Section 53(6.1) of the OWRA requires an ECA for each septic system if:

(a) the sewage works have a design capacity in excess of 10,000 litres per day;

(b) more than one sewage works is located on a lot or parcel of land and they have, in total, a design capacity in excess of 10,000 litres per day; or

(c) the sewage works are not located wholly within the boundaries of the lot or parcel of land on which is located the residence or other building or facility served by the works [emphasis added].

The decision turned on whether the relevant lots or parcels for the purpose of determining total design capacity were the five parcels owned by the GRCA or the individual leasehold “lots” created by the leases with the GRCA.

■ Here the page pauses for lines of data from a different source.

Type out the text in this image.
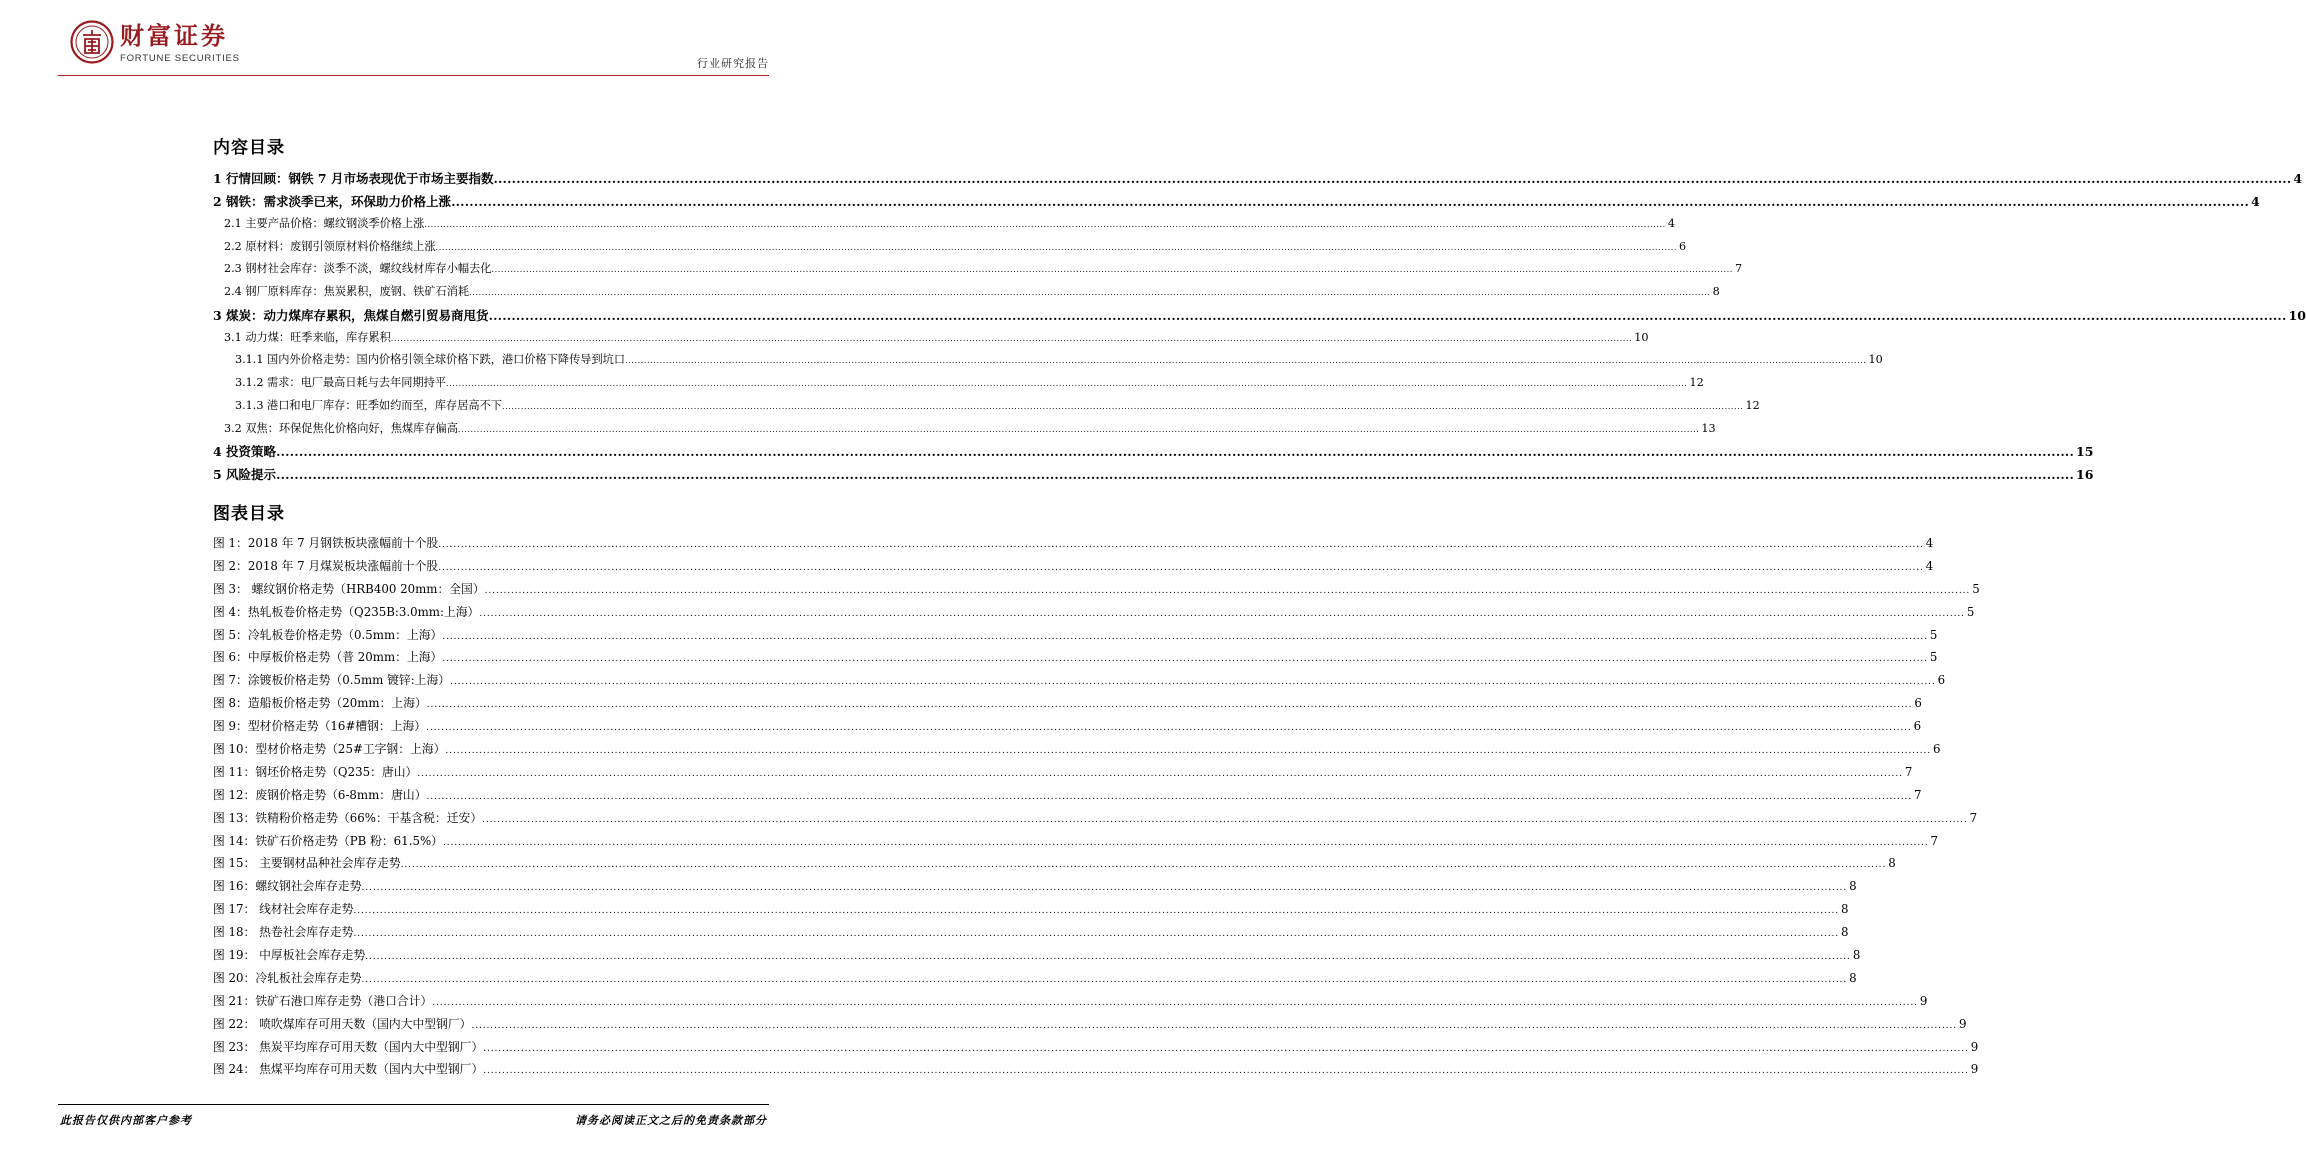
财富证券
FORTUNE SECURITIES	行业研究报告
内容目录
1 行情回顾：钢铁 7 月市场表现优于市场主要指数 .....	4
2 钢铁：需求淡季已来，环保助力价格上涨 .....	4
2.1 主要产品价格：螺纹钢淡季价格上涨 .....	4
2.2 原材料：废钢引领原材料价格继续上涨 .....	6
2.3 钢材社会库存：淡季不淡，螺纹线材库存小幅去化 .....	7
2.4 钢厂原料库存：焦炭累积，废钢、铁矿石消耗 .....	8
3 煤炭：动力煤库存累积，焦煤自燃引贸易商甩货 .....	10
3.1 动力煤：旺季来临，库存累积 .....	10
3.1.1 国内外价格走势：国内价格引领全球价格下跌，港口价格下降传导到坑口 .....	10
3.1.2 需求：电厂最高日耗与去年同期持平 .....	12
3.1.3 港口和电厂库存：旺季如约而至，库存居高不下 .....	12
3.2 双焦：环保促焦化价格向好，焦煤库存偏高 .....	13
4 投资策略 .....	15
5 风险提示 .....	16
图表目录
图 1：2018 年 7 月钢铁板块涨幅前十个股 .....	4
图 2：2018 年 7 月煤炭板块涨幅前十个股 .....	4
图 3： 螺纹钢价格走势（HRB400 20mm：全国） .....	5
图 4：热轧板卷价格走势（Q235B:3.0mm:上海） .....	5
图 5：冷轧板卷价格走势（0.5mm：上海） .....	5
图 6：中厚板价格走势（普 20mm：上海） .....	5
图 7：涂镀板价格走势（0.5mm 镀锌:上海） .....	6
图 8：造船板价格走势（20mm：上海） .....	6
图 9：型材价格走势（16#槽钢：上海） .....	6
图 10：型材价格走势（25#工字钢：上海） .....	6
图 11：钢坯价格走势（Q235：唐山） .....	7
图 12：废钢价格走势（6-8mm：唐山） .....	7
图 13：铁精粉价格走势（66%：干基含税：迁安） .....	7
图 14：铁矿石价格走势（PB 粉：61.5%） .....	7
图 15： 主要钢材品种社会库存走势 .....	8
图 16：螺纹钢社会库存走势 .....	8
图 17： 线材社会库存走势 .....	8
图 18： 热卷社会库存走势 .....	8
图 19： 中厚板社会库存走势 .....	8
图 20：冷轧板社会库存走势 .....	8
图 21：铁矿石港口库存走势（港口合计） .....	9
图 22： 喷吹煤库存可用天数（国内大中型钢厂） .....	9
图 23： 焦炭平均库存可用天数（国内大中型钢厂） .....	9
图 24： 焦煤平均库存可用天数（国内大中型钢厂） .....	9
此报告仅供内部客户参考	请务必阅读正文之后的免责条款部分
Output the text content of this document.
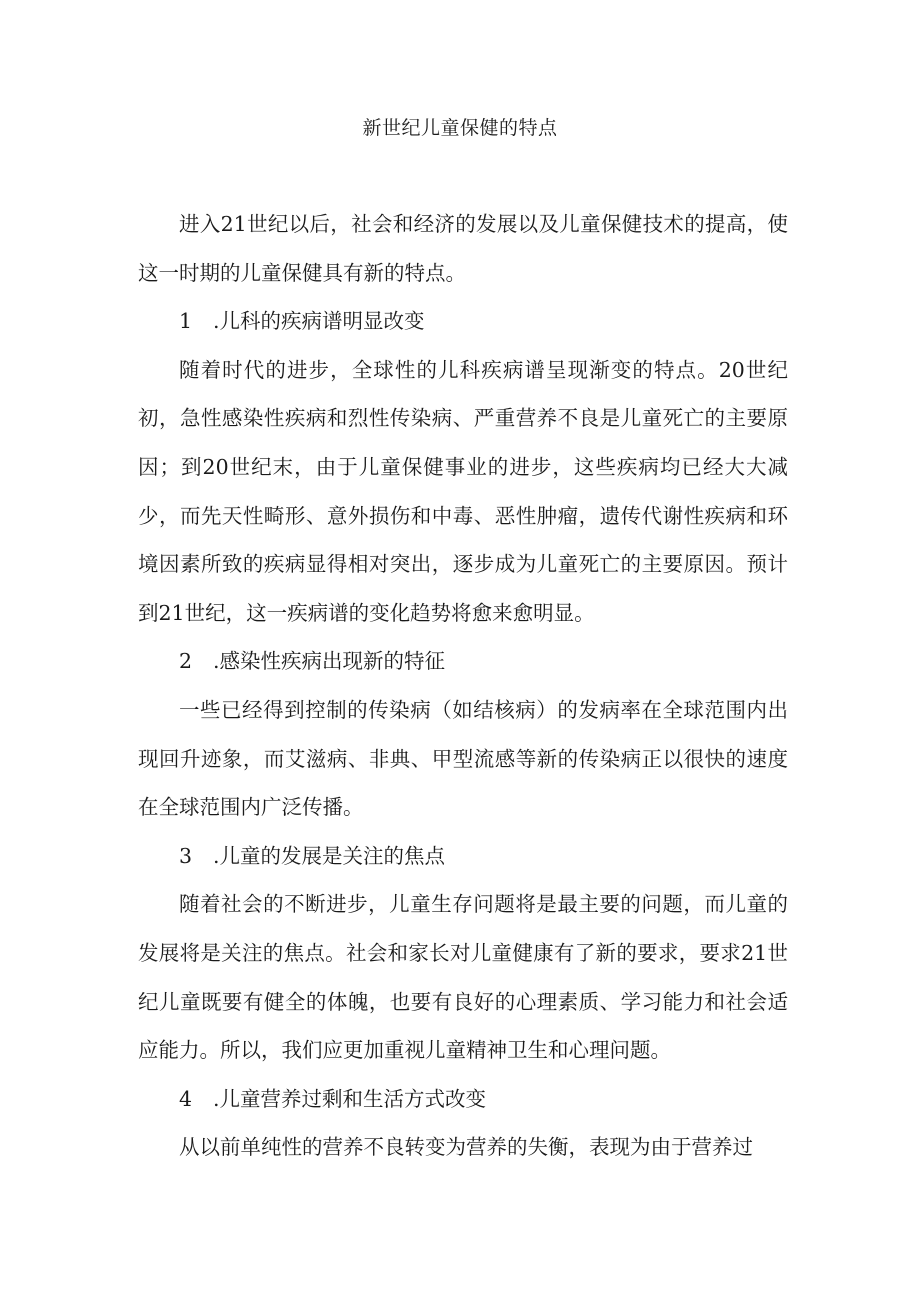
新世纪儿童保健的特点

进入21世纪以后，社会和经济的发展以及儿童保健技术的提高，使这一时期的儿童保健具有新的特点。

1 .儿科的疾病谱明显改变

随着时代的进步，全球性的儿科疾病谱呈现渐变的特点。20世纪初，急性感染性疾病和烈性传染病、严重营养不良是儿童死亡的主要原因；到20世纪末，由于儿童保健事业的进步，这些疾病均已经大大减少，而先天性畸形、意外损伤和中毒、恶性肿瘤，遗传代谢性疾病和环境因素所致的疾病显得相对突出，逐步成为儿童死亡的主要原因。预计到21世纪，这一疾病谱的变化趋势将愈来愈明显。

2 .感染性疾病出现新的特征

一些已经得到控制的传染病（如结核病）的发病率在全球范围内出现回升迹象，而艾滋病、非典、甲型流感等新的传染病正以很快的速度在全球范围内广泛传播。

3 .儿童的发展是关注的焦点

随着社会的不断进步，儿童生存问题将是最主要的问题，而儿童的发展将是关注的焦点。社会和家长对儿童健康有了新的要求，要求21世纪儿童既要有健全的体魄，也要有良好的心理素质、学习能力和社会适应能力。所以，我们应更加重视儿童精神卫生和心理问题。

4 .儿童营养过剩和生活方式改变

从以前单纯性的营养不良转变为营养的失衡，表现为由于营养过
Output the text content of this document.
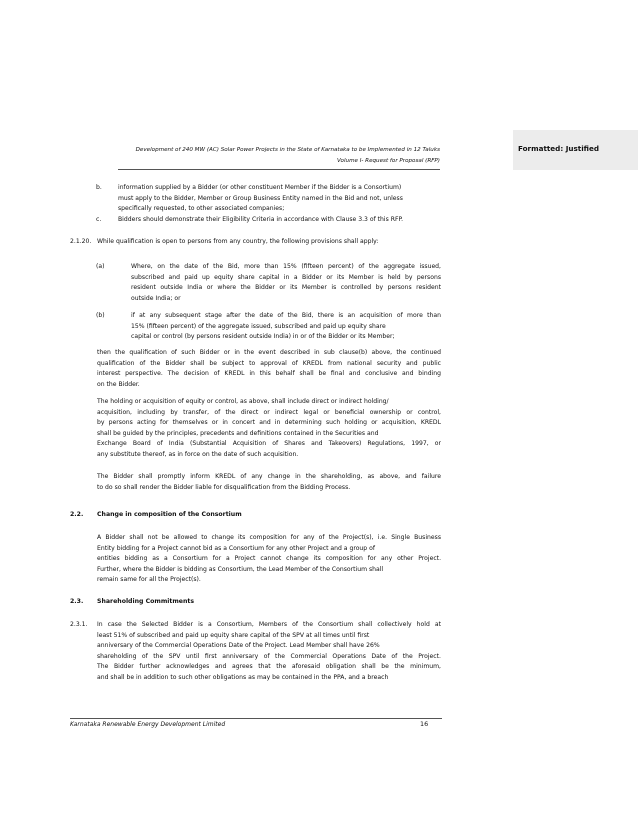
Formatted: Justified
Development of 240 MW (AC) Solar Power Projects in the State of Karnataka to be Implemented in 12 Taluks
Volume I- Request for Proposal (RFP)
b.	information supplied by a Bidder (or other constituent Member if the Bidder is a Consortium)
must apply to the Bidder, Member or Group Business Entity named in the Bid and not, unless
specifically requested, to other associated companies;
c.	Bidders should demonstrate their Eligibility Criteria in accordance with Clause 3.3 of this RFP.
2.1.20. While qualification is open to persons from any country, the following provisions shall apply:
(a)	Where, on the date of the Bid, more than 15% (fifteen percent) of the aggregate issued,
subscribed and paid up equity share capital in a Bidder or its Member is held by persons
resident outside India or where the Bidder or its Member is controlled by persons resident
outside India; or
(b)	if at any subsequent stage after the date of the Bid, there is an acquisition of more than
15% (fifteen percent) of the aggregate issued, subscribed and paid up equity share
capital or control (by persons resident outside India) in or of the Bidder or its Member;
then the qualification of such Bidder or in the event described in sub clause(b) above, the continued
qualification of the Bidder shall be subject to approval of KREDL from national security and public
interest perspective. The decision of KREDL in this behalf shall be final and conclusive and binding
on the Bidder.
The holding or acquisition of equity or control, as above, shall include direct or indirect holding/
acquisition, including by transfer, of the direct or indirect legal or beneficial ownership or control,
by persons acting for themselves or in concert and in determining such holding or acquisition, KREDL
shall be guided by the principles, precedents and definitions contained in the Securities and
Exchange Board of India (Substantial Acquisition of Shares and Takeovers) Regulations, 1997, or
any substitute thereof, as in force on the date of such acquisition.
The Bidder shall promptly inform KREDL of any change in the shareholding, as above, and failure
to do so shall render the Bidder liable for disqualification from the Bidding Process.
2.2. Change in composition of the Consortium
A Bidder shall not be allowed to change its composition for any of the Project(s), i.e. Single Business
Entity bidding for a Project cannot bid as a Consortium for any other Project and a group of
entities bidding as a Consortium for a Project cannot change its composition for any other Project.
Further, where the Bidder is bidding as Consortium, the Lead Member of the Consortium shall
remain same for all the Project(s).
2.3. Shareholding Commitments
2.3.1. In case the Selected Bidder is a Consortium, Members of the Consortium shall collectively hold at
least 51% of subscribed and paid up equity share capital of the SPV at all times until first
anniversary of the Commercial Operations Date of the Project. Lead Member shall have 26%
shareholding of the SPV until first anniversary of the Commercial Operations Date of the Project.
The Bidder further acknowledges and agrees that the aforesaid obligation shall be the minimum,
and shall be in addition to such other obligations as may be contained in the PPA, and a breach
Karnataka Renewable Energy Development Limited	16
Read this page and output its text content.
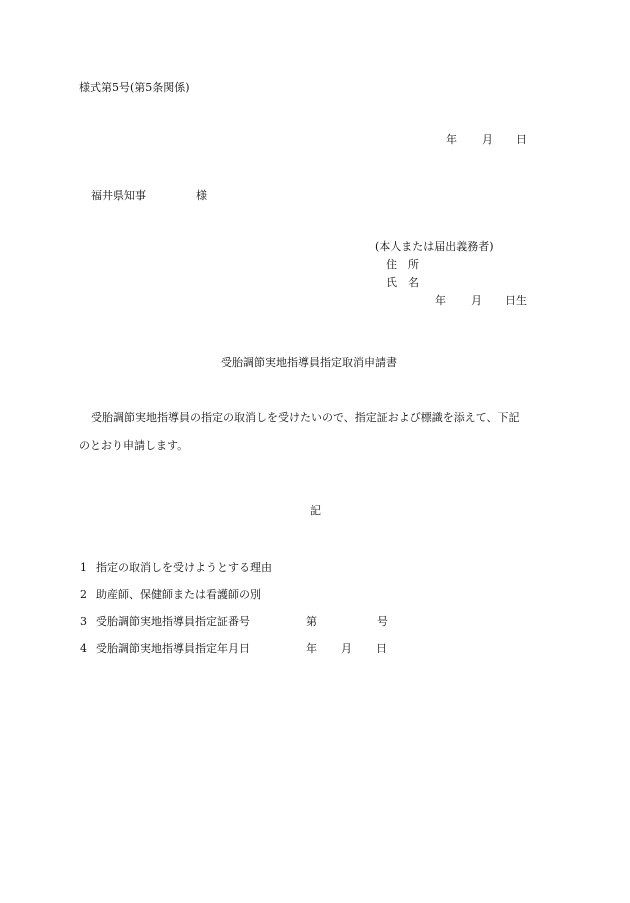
様式第5号(第5条関係)
年 月 日
福井県知事	様
(本人または届出義務者)
住　所
氏　名
年 月 日生
受胎調節実地指導員指定取消申請書
受胎調節実地指導員の指定の取消しを受けたいので、指定証および標識を添えて、下記
のとおり申請します。
記
1 指定の取消しを受けようとする理由
2 助産師、保健師または看護師の別
3 受胎調節実地指導員指定証番号	第	号
4 受胎調節実地指導員指定年月日	年 月 日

The Regulatory Regime that Governs Sewage Works in Ontario:

As mentioned above, the simple overview of how sewage works are regulated in Ontario comes at paragraphs 43 to 47, which provide, in part:

[45] … the OWRA and the BCA create a complementary system to regulate the construction and operation of sewage works — works that are obviously potential sources of pollution. The intent of both statutes is that locations generating a lower volume of sewage (less than 10,000 lpd) are regulated by municipal building authorities under the BCA and the Building Code, and locations generating a volume of sewage greater than the 10,000 lpd threshold are regulated by the MOE under the OWRA…

[47] The municipal regime is complemented by s. 53 of the OWRA, which regulates tracts of land that produce a larger volume of sewage in a regulatory framework that focuses on the broader environmental impact of sewage on water and watercourses, rather than on construction-level requirements only. This is in keeping with the expertise of the MOE, as recognized by the case law, and the recognized need to consider the collective impact of multiple sources of pollution on the environment.

The Holding:

The Court of Appeal agreed with the application judge that “a lot or parcel of land” under the OWRA means a parcel of land that can be legally conveyed. Since the leasehold interests were only with respect to use of the land, and not ownership, these leasehold lots were not deemed to be a “lot or parcel of land” for the purpose of the OWRA. The result was that section 53(6.1)(b) of the OWRA applies because there was more than one septic systems on each of the five parcels of land and in their aggregate the design capacity is well in excess of 10,000 litres per day.

Conclusion:

Reading between the lines, one is left with the impression that the municipality may not have had the resources to deal with the daunting task of inspecting all 733 septic systems, and that the MOE was simply better suited to the task. However, it should be noted that municipalities do have the necessary legislative authority to establish sewage system maintenance and inspection Programs in sensitive water areas. For more information on these programs, see the Ministry of Municipal Affairs and Housing’s overview here.

[1] While not explained in the decision, a septic system meets the definition of a “building” in section 1(1) of the Building Code Act, 1992, S.O. 1992, C. 23, which reads: “‘building’ means… (c.1) a sewage system”. Sewage systems are further defined in Article 1.4.1.2. of Division A of the Building Code (Ontario Regulation. 332/12), and limited to those that are situated wholly on the property of the building they serve with “a design capacity of 10,000 litres per day or less.”

[2] This will vary in different municipalities since the Building Code Act contains sufficient authority for a municipality to establish sewage system maintenance and inspection programs, and many have. It should also be noted that a faulty septic system that was actually leaking sewage into the environment would contravene the EPA.